Media Asuransi, JAKARTA – Bitcoin (BTC) telah menunjukkan performa yang mengesankan sepanjang tahun 2023, dengan nilai yang melonjak sebanyak 155% dari sekitar US$15.600 hingga mencapai puncak tertinggi pada US$44.000.
Meskipun pada awal pekan kedua Desember, BTC mengalami koreksi dan kembali ke level dukungan terkuatnya di sekitar US$40.000 dengan target US$48.000 atau sekitar Rp743 juta di akhir tahun 2023.
Namun, Bitcoin berhasil pulih dan mencapai lebih dari US$42.000 pada tanggal 14 Desember, sebagai hasil dari keputusan The Fed untuk mempertahankan suku bunganya pada kisaran 5,25%-5,5% sambil mengisyaratkan kemungkinan penurunan suku bunga untuk tahun mendatang.
|Baca juga: Ajaib Kripto: Penurunan Bitcoin Menjelang Data CPI AS, Peluang Buy The Dip!

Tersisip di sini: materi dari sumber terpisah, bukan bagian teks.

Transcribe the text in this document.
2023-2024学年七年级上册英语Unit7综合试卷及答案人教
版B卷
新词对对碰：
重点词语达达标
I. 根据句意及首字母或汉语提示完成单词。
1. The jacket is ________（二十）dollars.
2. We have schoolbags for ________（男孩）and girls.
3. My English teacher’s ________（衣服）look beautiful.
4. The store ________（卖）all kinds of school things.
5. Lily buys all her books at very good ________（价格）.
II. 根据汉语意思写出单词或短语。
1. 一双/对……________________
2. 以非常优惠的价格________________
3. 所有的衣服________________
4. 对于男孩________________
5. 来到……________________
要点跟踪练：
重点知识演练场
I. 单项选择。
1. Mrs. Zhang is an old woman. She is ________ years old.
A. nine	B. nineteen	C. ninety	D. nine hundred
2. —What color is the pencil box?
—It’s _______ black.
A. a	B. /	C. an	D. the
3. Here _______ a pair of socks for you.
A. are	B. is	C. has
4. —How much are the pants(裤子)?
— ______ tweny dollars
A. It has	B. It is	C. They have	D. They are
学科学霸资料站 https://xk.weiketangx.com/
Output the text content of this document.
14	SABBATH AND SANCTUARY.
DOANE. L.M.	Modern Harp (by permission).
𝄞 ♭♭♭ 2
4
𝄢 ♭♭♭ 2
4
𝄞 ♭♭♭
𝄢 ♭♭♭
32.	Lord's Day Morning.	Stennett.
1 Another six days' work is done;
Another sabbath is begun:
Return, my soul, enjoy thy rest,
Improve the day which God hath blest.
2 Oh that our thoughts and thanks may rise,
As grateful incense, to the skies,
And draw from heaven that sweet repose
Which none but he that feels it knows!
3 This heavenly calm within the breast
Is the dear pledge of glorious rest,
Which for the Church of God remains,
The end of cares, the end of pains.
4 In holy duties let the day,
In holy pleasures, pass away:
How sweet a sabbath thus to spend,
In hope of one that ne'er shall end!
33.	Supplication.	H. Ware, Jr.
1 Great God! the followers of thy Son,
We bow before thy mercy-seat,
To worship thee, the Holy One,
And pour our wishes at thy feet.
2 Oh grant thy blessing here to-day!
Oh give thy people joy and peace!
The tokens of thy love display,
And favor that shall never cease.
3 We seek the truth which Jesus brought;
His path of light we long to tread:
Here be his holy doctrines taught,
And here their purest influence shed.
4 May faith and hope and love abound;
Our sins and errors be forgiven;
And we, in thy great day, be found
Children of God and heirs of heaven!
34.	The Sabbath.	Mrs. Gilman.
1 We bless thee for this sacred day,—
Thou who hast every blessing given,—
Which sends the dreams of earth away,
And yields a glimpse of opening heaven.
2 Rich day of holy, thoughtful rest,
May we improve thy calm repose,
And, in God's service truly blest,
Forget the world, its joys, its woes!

Trader Tokocrypto, Fyqieh Fachrur, menjelaskan bahwa dari perspektif pasar kripto, kebijakan terbaru dari The Fed memberikan keyakinan bahwa kondisi makroekonomi AS akan menjadi lebih stabil. Prediksi jangka pendek menunjukkan bahwa pasar kripto kemungkinan akan tetap bullish hingga akhir tahun 2023 dan awal tahun 2024.
“Faktor yang mendukung Bitcoin saat ini adalah harapan akan siklus pelonggaran jangka pendek oleh The Fed dan optimisme terkait adopsi institusional melalui ETF Bitcoin spot yang diperkirakan akan disetujui di AS pada awal tahun 2024. Ini memberikan peluang bagi kenaikan harga BTC dalam jangka pendek, meskipun ada potensi koreksi yang lebih rendah,” kata Fyqieh, Kamis 14 Desember 2023.

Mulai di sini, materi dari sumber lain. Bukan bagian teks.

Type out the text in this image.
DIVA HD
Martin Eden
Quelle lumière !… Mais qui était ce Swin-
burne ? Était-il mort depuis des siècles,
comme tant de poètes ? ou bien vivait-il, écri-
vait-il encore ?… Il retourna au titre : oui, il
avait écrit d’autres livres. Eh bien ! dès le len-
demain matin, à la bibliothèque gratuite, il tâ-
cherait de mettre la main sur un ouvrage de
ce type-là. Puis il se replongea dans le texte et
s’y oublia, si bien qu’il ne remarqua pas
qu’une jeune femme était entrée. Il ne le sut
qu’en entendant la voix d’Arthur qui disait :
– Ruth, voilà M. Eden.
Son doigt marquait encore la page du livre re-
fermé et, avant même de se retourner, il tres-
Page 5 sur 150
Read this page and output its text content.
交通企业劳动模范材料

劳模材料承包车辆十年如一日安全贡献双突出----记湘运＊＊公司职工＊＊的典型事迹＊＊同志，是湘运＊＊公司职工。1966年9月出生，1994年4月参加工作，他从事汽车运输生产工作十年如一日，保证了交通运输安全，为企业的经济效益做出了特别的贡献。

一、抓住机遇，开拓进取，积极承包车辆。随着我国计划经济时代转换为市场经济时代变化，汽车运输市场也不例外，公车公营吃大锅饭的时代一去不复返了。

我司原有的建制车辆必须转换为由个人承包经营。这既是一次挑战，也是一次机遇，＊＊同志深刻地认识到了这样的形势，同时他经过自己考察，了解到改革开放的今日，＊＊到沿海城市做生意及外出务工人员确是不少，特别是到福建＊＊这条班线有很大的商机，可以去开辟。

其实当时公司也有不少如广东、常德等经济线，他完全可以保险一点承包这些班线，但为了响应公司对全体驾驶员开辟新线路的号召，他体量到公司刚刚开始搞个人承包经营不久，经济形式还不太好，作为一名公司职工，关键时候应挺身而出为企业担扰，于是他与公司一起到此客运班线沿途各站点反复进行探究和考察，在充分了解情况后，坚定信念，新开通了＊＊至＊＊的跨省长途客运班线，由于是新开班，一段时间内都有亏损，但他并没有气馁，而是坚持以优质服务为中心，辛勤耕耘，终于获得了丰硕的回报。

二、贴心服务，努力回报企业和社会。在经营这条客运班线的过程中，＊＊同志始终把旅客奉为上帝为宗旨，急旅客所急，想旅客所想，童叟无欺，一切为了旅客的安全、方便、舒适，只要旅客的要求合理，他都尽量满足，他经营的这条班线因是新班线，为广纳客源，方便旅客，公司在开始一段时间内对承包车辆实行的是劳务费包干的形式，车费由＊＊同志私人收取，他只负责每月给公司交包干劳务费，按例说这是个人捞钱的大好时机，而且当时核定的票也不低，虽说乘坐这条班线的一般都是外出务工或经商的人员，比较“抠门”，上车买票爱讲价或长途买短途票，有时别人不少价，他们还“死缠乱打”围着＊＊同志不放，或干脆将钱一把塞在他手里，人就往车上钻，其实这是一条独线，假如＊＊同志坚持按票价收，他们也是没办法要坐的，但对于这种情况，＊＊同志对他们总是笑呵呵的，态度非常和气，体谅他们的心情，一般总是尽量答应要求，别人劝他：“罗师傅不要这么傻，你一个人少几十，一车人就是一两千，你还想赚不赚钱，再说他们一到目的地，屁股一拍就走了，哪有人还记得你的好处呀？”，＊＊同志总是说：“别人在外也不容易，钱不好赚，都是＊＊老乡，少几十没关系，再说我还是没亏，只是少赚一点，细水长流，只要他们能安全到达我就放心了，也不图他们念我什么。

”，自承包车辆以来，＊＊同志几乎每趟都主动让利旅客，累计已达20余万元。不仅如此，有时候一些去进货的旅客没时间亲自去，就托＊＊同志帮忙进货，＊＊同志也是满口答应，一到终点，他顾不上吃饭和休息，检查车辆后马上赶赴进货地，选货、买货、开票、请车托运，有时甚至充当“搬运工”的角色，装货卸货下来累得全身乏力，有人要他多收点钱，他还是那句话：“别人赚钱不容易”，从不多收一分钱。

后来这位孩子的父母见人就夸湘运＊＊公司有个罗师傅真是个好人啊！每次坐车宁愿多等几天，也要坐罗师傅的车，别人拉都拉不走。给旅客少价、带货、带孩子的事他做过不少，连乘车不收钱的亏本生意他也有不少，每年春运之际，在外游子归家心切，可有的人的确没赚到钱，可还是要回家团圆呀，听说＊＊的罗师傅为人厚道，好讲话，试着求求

Meskipun situasi saat ini tampak stabil, jelas dia, langkah-langkah yang akan diambil oleh The Fed di masa mendatang masih belum jelas. Ketua The Fed, Jerome Powell, telah menyatakan bahwa kemungkinan penurunan suku bunga lebih lanjut masih belum pasti. Federal Reserve terus berusaha menghadapi lanskap ekonomi yang kompleks dengan upaya memitigasi inflasi tanpa mengganggu tingkat pengangguran atau mengakibatkan resesi ekonomi.
Dalam upaya mencapai target kenaikan harga, Fyqieh menjelaskan bahwa tren harga Bitcoin dalam jangka pendek saat ini menunjukkan sentimen positif. Namun, ada indikasi kejenuhan dalam aksi pembelian yang dapat menghambat lonjakan harga BTC.
|Baca juga: Pecahkan Rekor, Bitcoin Tembus US$42.000, Tertinggi sejak Mei 2022
“Fungsi pergerakan di atas US$44.000 (Rp681 juta) dapat menarik minat lebih banyak trader untuk membuka posisi long, yang mungkin mengindikasikan akhir dari koreksi dan memicu reli sebelum Natal. Langkah-langkah kunci selama beberapa minggu mendatang, termasuk mencapai level US$45.000 (Rp697 juta), dapat membuka pintu menuju level US$48.000 (Rp743 juta),” ujar Fyqieh.
Selama dua bulan terakhir, Bitcoin telah mengalami beberapa koreksi, yang sebagian besar merupakan tahap pemulihan untuk membangun momentum bullish yang lebih kuat. Fyqieh menekankan pentingnya melihat kesehatan pasar dari segi koreksi, bukan hanya melalui satu tren linear.
“Sementara Bitcoin kemungkinan akan mengalami koreksi dalam bull run saat ini, saya melihat minat yang lebih tinggi terhadap BTC pada tahun 2024, terutama didorong oleh potensi persetujuan ETF, peristiwa halving, dan masuknya pengembang baru,” ujarnya.
Apabila ETF disetujui, hal ini dapat dianggap sebagai pemicu awal sebelum reli pra-halving. Sejarah mencatat bahwa Bitcoin cenderung mengalami reli menjelang acara halving, dan dengan berkurangnya hadiah bagi para penambang setelah halving, pasokan Bitcoin diperkirakan akan berkurang sementara permintaan terus meningkat.
Saat ini, pandangan teknis terhadap Bitcoin cenderung bearish. Diperlukan uji coba ulang yang sukses pada 21-day Exponential Moving Average (EMA) untuk mengonfirmasi sikap bullish dan mengatasi dampak bearish. Sinyal jual dari indikator Moving Average Convergence Divergence (MACD) juga menimbulkan kekhawatiran terkait struktur teknis Bitcoin.